Москва-Подрезково. 1992
Людмила Евгеньевна Улицкая
Люди нашего царя. Дорожный ангел
Людмила Улицкая
Москва-Подрезково.1992
Глушитель прогорел еще в субботу, и в понедельник, когда надо было ехать в Шереметьево встречать подругу из Америки, уже с утра я предчувствовала неприятности. Когда я выезжала с шереметьевской стоянки, уже с дорогой подругой, гаишник, увидев мою ободранную «ласточку», издающую вместо нежного воркования хриплый рев, кинулся ко мне со всех ног с радостным лицом охотника, на которого выскочила желанная дичь.
Он долго свинчивал приржавевшие номера, отвергнув безнравственный компромисс в виде штрафа или взятки, занудливо и обоснованно ругал меня за бесхозяйственность, а я прикидывала, во что мне обойдется давно уже назревавший ремонт машины.
Вечером я загнала бедняжку в гараж, и мы расстались, боюсь, что надолго. Теперь мне предстояло присоединиться к безлошадному большинству моих соотечественников. На следующий день мне надо было ехать в Подрезково, на дачу к моим друзьям, чтобы провести сутки с их десятилетней дочкой.
Метро показалось мне душным и тесным, в переходе на Белорусской бурлила торговая жизнь, рослые ребята с хорошей физической подготовкой продавали книги, и подбор их был прихотлив: от «Розы мира» Даниила Андреева до новейших руководств по бизнесу и разных видов астрологических и хирологических выпусков, украшением которых была небольшая книжечка «Как гадать по глазам». Глаза продавцов загадки не составляли: жульнические…
На выходе со станции «Комсомольская-Кольцевая», в длинном переходе перед эскалатором приличная девушка играла на скрипке Вивальди. В открытом футляре лежали рубли.

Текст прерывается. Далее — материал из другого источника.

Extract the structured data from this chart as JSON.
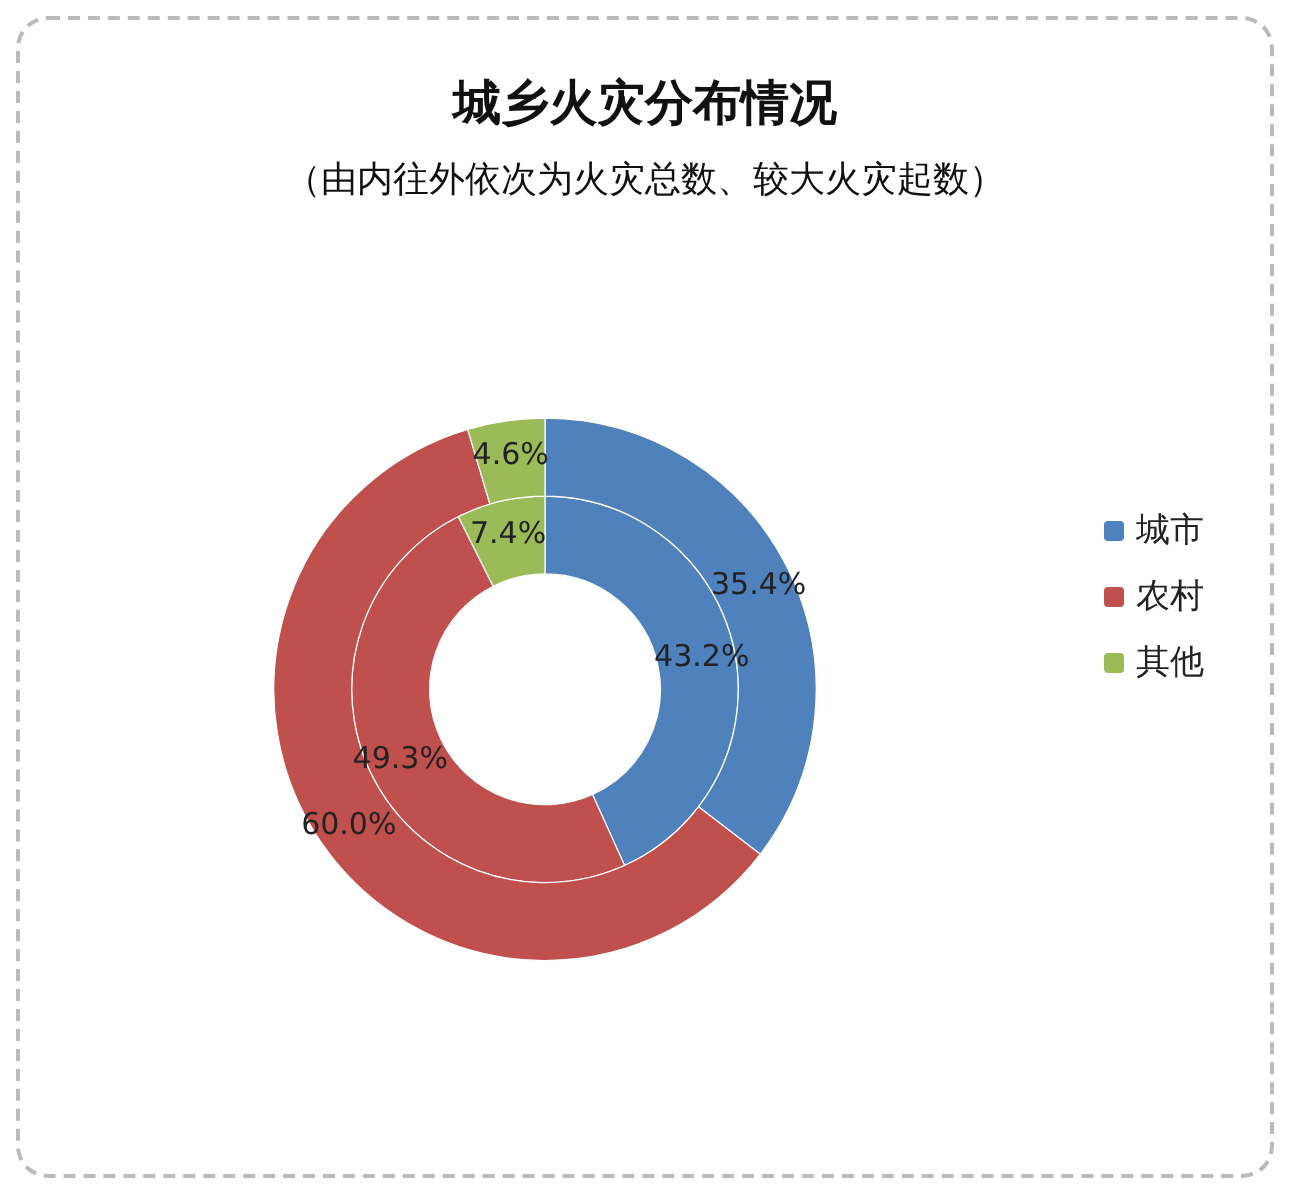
{
  "chart_data": {
    "type": "donut",
    "title": "城乡火灾分布情况",
    "subtitle": "（由内往外依次为火灾总数、较大火灾起数）",
    "categories": [
      "城市",
      "农村",
      "其他"
    ],
    "colors": [
      "#4f81bd",
      "#c0504d",
      "#9bbb59"
    ],
    "series": [
      {
        "values": [
          43.2,
          49.3,
          7.4
        ],
        "value_labels": [
          "43.2%",
          "49.3%",
          "7.4%"
        ]
      },
      {
        "values": [
          35.4,
          60.0,
          4.6
        ],
        "value_labels": [
          "35.4%",
          "60.0%",
          "4.6%"
        ]
      }
    ],
    "legend": "right"
  }
}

Площадь бурлила народом. Она была торговая-преторговая. Гуманитарная помощь, прошедшая через многие руки перекупщиков, здесь уже обретала последнюю и предельную цену. Коробейники были представлены, как пишут газеты, лицами «кавказской», и даже «закавказской» национальности, а товар их – ленты-кружева-ботинки – преобразовался в презервативы, сигареты и жвачку. Иногда попадались и знакомые с детства лица подмосковных старушек, с их копеечным товаром, – сторублевой малиной и пятидесятирублевыми пионами. Инфляция неслась впереди прогресса.
Нашла пригородную кассу. И остолбенела. Сон Феллини, видение Сальвадора Дали: у дверей кассы на мусорной урне, выкрашенной давно облинявшей серебрянкой, покачивая босыми грязными ногами, не достающими до земли, восседала фантастическая фигура – нищая старуха в серебрящемся от жира светло-сером плаще. Пышные седые волосы шевелились под слабым ветерком, а лицо ее было выкрашено серебряной краской, нос погуще, щеки пожиже… Она была неподвижна, глаза закрыты. Она не видела толпы, но и толпа, пробегающая мимо, не обращала на нее ровно никакого внимания.